Season four, episode one of M*A*S*H is, as far as I can tell, a totally unique episode of television. Hawkeye begins it having discovered that his best friend, Trapper John, has been discharged and allowed to go home, and races to the airport to catch him and say goodbye. Meanwhile, BJ Hunnicut is a freshly drafted doctor who lands in Korea, ready to be recruited by the 4077th M*A*S*H unit. In trying to catch Trapper, Hawkeye picks up BJ and drags him along in his scheme; when Hawkeye fails, they give up and go back to the camp. This leads to an emotional arc I’ve never seen compressed into forty-five minutes and certainly never done so deliberately.

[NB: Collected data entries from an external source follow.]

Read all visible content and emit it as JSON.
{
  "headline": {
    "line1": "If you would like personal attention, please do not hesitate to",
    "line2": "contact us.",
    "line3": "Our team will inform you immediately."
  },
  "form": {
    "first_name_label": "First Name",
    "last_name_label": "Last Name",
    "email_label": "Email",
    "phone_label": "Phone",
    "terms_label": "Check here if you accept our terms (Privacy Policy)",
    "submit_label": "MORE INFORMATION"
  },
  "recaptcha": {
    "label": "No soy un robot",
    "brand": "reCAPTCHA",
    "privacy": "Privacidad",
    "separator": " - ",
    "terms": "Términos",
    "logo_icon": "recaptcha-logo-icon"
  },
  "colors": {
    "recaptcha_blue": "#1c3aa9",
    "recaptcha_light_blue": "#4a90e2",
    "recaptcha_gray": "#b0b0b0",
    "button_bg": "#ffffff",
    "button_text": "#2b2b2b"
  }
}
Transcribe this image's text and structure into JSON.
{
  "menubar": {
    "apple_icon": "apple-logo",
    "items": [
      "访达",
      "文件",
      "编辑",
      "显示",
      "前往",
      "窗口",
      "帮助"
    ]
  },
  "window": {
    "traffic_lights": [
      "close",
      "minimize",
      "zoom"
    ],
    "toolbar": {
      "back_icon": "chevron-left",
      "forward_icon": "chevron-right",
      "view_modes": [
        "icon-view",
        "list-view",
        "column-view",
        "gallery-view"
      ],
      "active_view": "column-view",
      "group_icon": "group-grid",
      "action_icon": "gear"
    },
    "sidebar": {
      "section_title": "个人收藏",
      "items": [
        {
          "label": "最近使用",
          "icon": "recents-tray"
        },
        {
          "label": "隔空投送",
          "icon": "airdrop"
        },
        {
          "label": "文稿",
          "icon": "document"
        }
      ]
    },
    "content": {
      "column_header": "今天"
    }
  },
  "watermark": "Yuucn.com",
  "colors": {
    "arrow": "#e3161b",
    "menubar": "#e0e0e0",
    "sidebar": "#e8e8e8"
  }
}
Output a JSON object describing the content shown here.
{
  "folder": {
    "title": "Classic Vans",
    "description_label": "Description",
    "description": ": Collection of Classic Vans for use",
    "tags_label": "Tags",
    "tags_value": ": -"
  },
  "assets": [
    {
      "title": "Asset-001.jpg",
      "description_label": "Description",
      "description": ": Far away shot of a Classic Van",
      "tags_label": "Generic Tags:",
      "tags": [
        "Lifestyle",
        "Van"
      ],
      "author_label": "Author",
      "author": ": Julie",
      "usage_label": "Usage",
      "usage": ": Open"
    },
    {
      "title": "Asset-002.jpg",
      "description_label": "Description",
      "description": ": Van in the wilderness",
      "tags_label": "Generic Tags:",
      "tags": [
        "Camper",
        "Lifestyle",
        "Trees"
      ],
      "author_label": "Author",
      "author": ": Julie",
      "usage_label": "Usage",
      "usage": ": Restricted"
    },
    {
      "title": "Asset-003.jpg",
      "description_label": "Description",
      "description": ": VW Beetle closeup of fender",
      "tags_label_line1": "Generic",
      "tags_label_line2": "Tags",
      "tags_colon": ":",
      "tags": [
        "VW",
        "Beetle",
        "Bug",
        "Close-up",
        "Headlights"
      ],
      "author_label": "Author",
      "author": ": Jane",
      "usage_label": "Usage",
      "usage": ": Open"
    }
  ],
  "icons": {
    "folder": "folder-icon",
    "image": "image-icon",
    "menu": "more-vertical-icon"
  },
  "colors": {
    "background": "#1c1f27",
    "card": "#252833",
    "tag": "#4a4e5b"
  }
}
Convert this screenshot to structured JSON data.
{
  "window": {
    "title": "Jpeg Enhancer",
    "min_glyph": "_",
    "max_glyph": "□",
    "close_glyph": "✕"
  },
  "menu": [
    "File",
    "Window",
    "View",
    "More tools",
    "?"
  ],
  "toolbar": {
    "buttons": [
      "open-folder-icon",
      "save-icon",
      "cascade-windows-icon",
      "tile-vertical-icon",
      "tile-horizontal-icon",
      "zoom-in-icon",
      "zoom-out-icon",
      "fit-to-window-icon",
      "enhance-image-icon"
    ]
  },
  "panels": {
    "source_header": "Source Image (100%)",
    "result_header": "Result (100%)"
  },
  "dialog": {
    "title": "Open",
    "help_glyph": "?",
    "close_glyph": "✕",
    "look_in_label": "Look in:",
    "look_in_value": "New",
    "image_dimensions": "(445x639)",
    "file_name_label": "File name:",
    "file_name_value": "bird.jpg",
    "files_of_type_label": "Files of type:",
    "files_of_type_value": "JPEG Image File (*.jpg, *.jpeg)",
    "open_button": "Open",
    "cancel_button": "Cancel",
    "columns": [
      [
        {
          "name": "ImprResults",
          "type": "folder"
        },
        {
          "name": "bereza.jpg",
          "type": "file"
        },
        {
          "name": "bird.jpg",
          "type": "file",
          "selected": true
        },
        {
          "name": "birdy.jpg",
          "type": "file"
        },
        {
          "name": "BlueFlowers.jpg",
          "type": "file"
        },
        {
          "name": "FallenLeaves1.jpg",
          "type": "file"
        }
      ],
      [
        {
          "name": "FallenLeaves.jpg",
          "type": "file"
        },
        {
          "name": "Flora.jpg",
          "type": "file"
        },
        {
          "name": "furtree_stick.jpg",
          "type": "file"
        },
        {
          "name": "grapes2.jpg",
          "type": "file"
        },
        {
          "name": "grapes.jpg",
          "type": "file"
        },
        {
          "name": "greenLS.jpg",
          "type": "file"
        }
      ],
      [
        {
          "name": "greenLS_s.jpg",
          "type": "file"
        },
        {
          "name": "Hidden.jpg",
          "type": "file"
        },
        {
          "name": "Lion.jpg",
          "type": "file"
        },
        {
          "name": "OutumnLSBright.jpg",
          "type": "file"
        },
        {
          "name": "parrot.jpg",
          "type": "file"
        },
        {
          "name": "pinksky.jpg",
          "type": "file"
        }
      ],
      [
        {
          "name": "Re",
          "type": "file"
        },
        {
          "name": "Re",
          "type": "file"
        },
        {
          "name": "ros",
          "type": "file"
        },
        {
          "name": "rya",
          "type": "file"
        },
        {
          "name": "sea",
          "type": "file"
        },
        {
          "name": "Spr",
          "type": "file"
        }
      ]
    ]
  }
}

The closest point of comparison I have is to Abed and Troy on Community, where audience and character alike discover chemistry between two characters. Doing this kind of thing on purpose is nearly impossible; Deep Space Nine tried it with Julian and Miles, but I honestly always found that pretty forced. The writing for this episode is so elegant, with Hawkeye initially barely acknowledging BJ because he’s so focused on his goal of finding Trapper, shooting him some amused glances as he catches BJ’s one-liners and moral clarity and slowly warming up to him. One gets the sense of BJ quietly testing the waters and Hawkeye gradually catching what he’s doing and being pleased by it. By the end of it, they’ve gone from total strangers to best friends, and I believe every step of the way.
The season finale of Blackadder Goes Forth is very famous for its switch to serious emotion. I’ve always been struck by how that switch works; it’s not a sudden shift the way M*A*S*H can turn on a dime from funny to sad. It’s actually fairly well tied-in to the plot – Captain Blackadder is told they’re finally making a final push, and so resolves to get out of the trenches entirely through any means necessary. As his options dry up and he’s driven, inevitably, to commit to a suicidal action, it gradually sets in for all the characters that they are about to die. It’s as if the comedy bubbles away, a sad and melancholic feeling that I’ve never seen anywhere else.
What are the most unique stories you’ve seen?